There are a number of limitations to this work. First, because GSV images were obtained at the postal code level and walk-to-work rates and Can-ALE factors were obtained at the DA level, all postal codes within each DA were assigned the same walk-to-work and Can-ALE values. Second, spatial visualization and geostatistical analyses were not performed. We can therefore not link our results to geographic locations. Such analyses should be explored in future work ultimately to gain insight into patterns in walk-to-work that could inform future applications of imagery. Third, the outcome variable in our analysis is the percent of the population walking to work as their primary mode of transportation and was limited to areas where at least some people reported walking to work.
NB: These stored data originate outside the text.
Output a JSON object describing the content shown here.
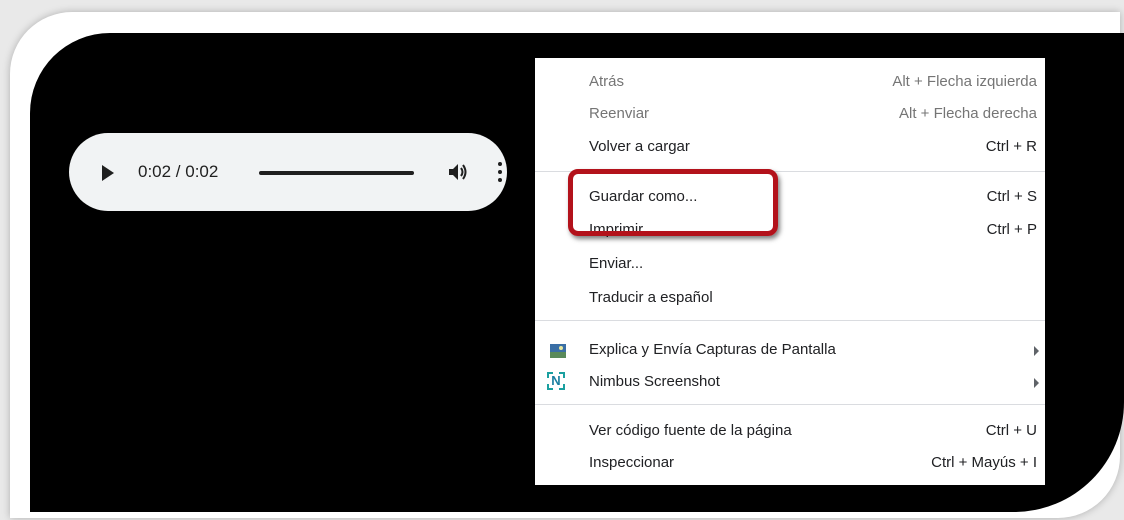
{
  "player": {
    "time": "0:02 / 0:02",
    "progress_fraction": 1.0,
    "icons": [
      "play-icon",
      "volume-icon",
      "more-vert-icon"
    ]
  },
  "menu": {
    "items": [
      {
        "label": "Atrás",
        "shortcut": "Alt + Flecha izquierda",
        "disabled": true
      },
      {
        "label": "Reenviar",
        "shortcut": "Alt + Flecha derecha",
        "disabled": true
      },
      {
        "label": "Volver a cargar",
        "shortcut": "Ctrl + R",
        "disabled": false
      },
      {
        "label": "Guardar como...",
        "shortcut": "Ctrl + S",
        "disabled": false
      },
      {
        "label": "Imprimir...",
        "shortcut": "Ctrl + P",
        "disabled": false
      },
      {
        "label": "Enviar...",
        "shortcut": "",
        "disabled": false
      },
      {
        "label": "Traducir a español",
        "shortcut": "",
        "disabled": false
      },
      {
        "label": "Explica y Envía Capturas de Pantalla",
        "shortcut": "",
        "submenu": true,
        "icon": "screenshot-extension-icon"
      },
      {
        "label": "Nimbus Screenshot",
        "shortcut": "",
        "submenu": true,
        "icon": "nimbus-icon"
      },
      {
        "label": "Ver código fuente de la página",
        "shortcut": "Ctrl + U",
        "disabled": false
      },
      {
        "label": "Inspeccionar",
        "shortcut": "Ctrl + Mayús + I",
        "disabled": false
      }
    ],
    "nimbus_icon_letter": "N"
  },
  "colors": {
    "highlight": "#b3121b",
    "player_bg": "#f1f3f4",
    "screen_bg": "#000000"
  }
}
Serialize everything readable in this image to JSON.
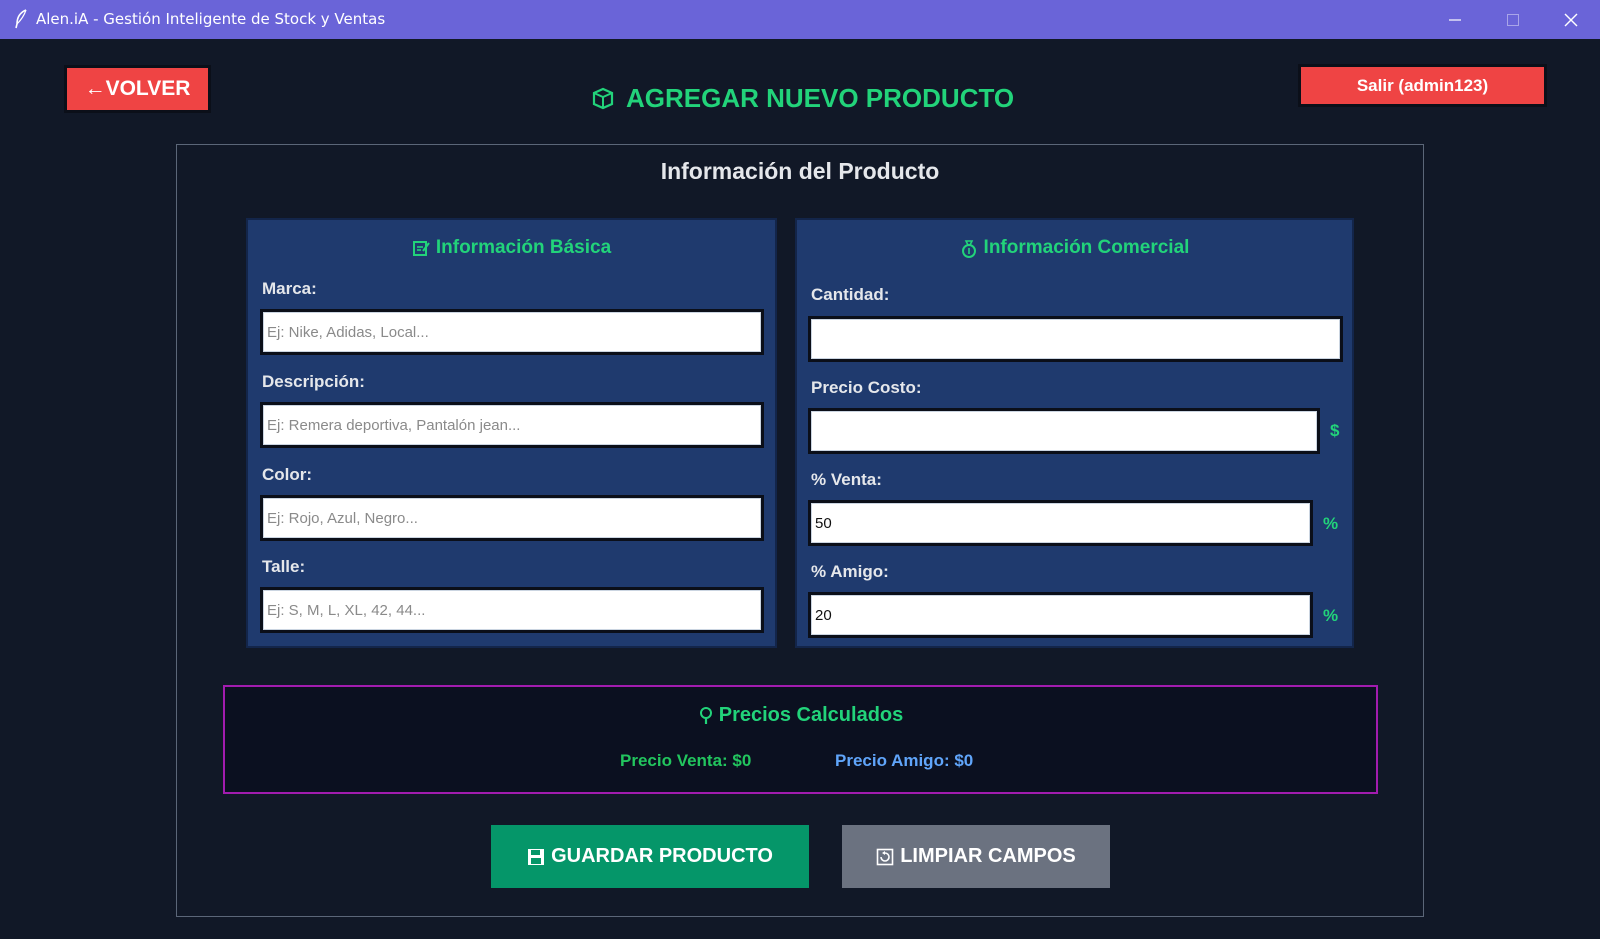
{
  "window": {
    "title": "Alen.iA - Gestión Inteligente de Stock y Ventas",
    "controls": [
      "minimize-icon",
      "maximize-icon",
      "close-icon"
    ]
  },
  "header": {
    "back_label": "←VOLVER",
    "title": "AGREGAR NUEVO PRODUCTO",
    "title_icon": "package-icon",
    "exit_label": "Salir (admin123)"
  },
  "panel": {
    "heading": "Información del Producto"
  },
  "basic": {
    "heading": "Información Básica",
    "icon": "memo-icon",
    "fields": [
      {
        "label": "Marca:",
        "value": "",
        "placeholder": "Ej: Nike, Adidas, Local..."
      },
      {
        "label": "Descripción:",
        "value": "",
        "placeholder": "Ej: Remera deportiva, Pantalón jean..."
      },
      {
        "label": "Color:",
        "value": "",
        "placeholder": "Ej: Rojo, Azul, Negro..."
      },
      {
        "label": "Talle:",
        "value": "",
        "placeholder": "Ej: S, M, L, XL, 42, 44..."
      }
    ]
  },
  "commercial": {
    "heading": "Información Comercial",
    "icon": "money-bag-icon",
    "fields": [
      {
        "label": "Cantidad:",
        "value": "",
        "unit": ""
      },
      {
        "label": "Precio Costo:",
        "value": "",
        "unit": "$"
      },
      {
        "label": "% Venta:",
        "value": "50",
        "unit": "%"
      },
      {
        "label": "% Amigo:",
        "value": "20",
        "unit": "%"
      }
    ]
  },
  "calculated": {
    "heading": "Precios Calculados",
    "icon": "lightbulb-icon",
    "sale_price": "Precio Venta: $0",
    "friend_price": "Precio Amigo: $0"
  },
  "actions": {
    "save_label": "GUARDAR PRODUCTO",
    "save_icon": "floppy-disk-icon",
    "clear_label": "LIMPIAR CAMPOS",
    "clear_icon": "clear-icon"
  },
  "colors": {
    "titlebar": "#6a64d8",
    "background": "#111827",
    "accent_green": "#22d37a",
    "danger": "#ef4444",
    "card": "#1f3a6e",
    "calc_border": "#a21caf",
    "save_button": "#059669",
    "clear_button": "#6b7280",
    "friend_price": "#60a5fa"
  }
}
Our study therefore did not allow us to infer relationships between GSV features and walking for reasons other than commuting to work, or for areas where no individuals walk to work. Getting a better sense of which urban features contribute to active living would require testing how features extracted from street-level images perform in predicting other purposes for walking, including errands or leisure. Unfortunately, Canada does not have a national travel survey, and thus such work could only be done where there are regional or municipal surveys with detailed information on active transportation behaviour broken down by age or other demographic variables, and ultimately, information that is relevant to physical activity levels associated with utilitarian and leisure-related transportation. Further, and as mentioned above, our methods for image detection can be used in other cities internationally, which would provide insights on the generalizability of associations in urban contexts beyond these seven cities. Finally, the use of street-level images to evaluate walking behaviour is limited by the types of features that can be captured. Many factors that might support walking behaviour (e.g., perceived safety, motor vehicle speeds) cannot be accurately detected by deep learning. Novel deep learning methods used to automatically detect and classify community amenities such retail stores from street-view imagery should also be explored to improve prediction of walking from GSV images28.

Conclusion

This paper examined associations between walk commuting and features derived from image segmentation and object detection computer vision methods applied to Google street-level images in seven Canadian cities. Results showed that features derived from street-level images are better able to predict the percent of people walking to work as their primary mode of transportation compared to data derived from traditional walkability metrics such as Can-ALE. The results also showed city-level variations in associations between urban features and walk-to-work mode share. Given the increasing coverage of street-level imagery around the world, there is considerable potential for machine learning and computer vision to help researchers study patterns of active transportation and other health-related behaviours and exposures. Additional studies in other cities should be pursued to assess the feasibility of using GSV features derived from machine learning to estimate environmental exposures and health related behaviours such as active transportation in an automated and standardized manner. Successful implementation of such novel approaches to characterize the urban environment in different geographical contexts has considerable potential to lead to harmonized environmental metrics that can be used for health studies and for surveillance purposes such as tracking trends and comparing different geographic areas in terms of urban environment characteristics, and for epidemiological research. This information may ultimately direct planners and local governments towards modifiable features in the urban environment that favourably influence physical activity and other health-related behaviours and exposures in the population.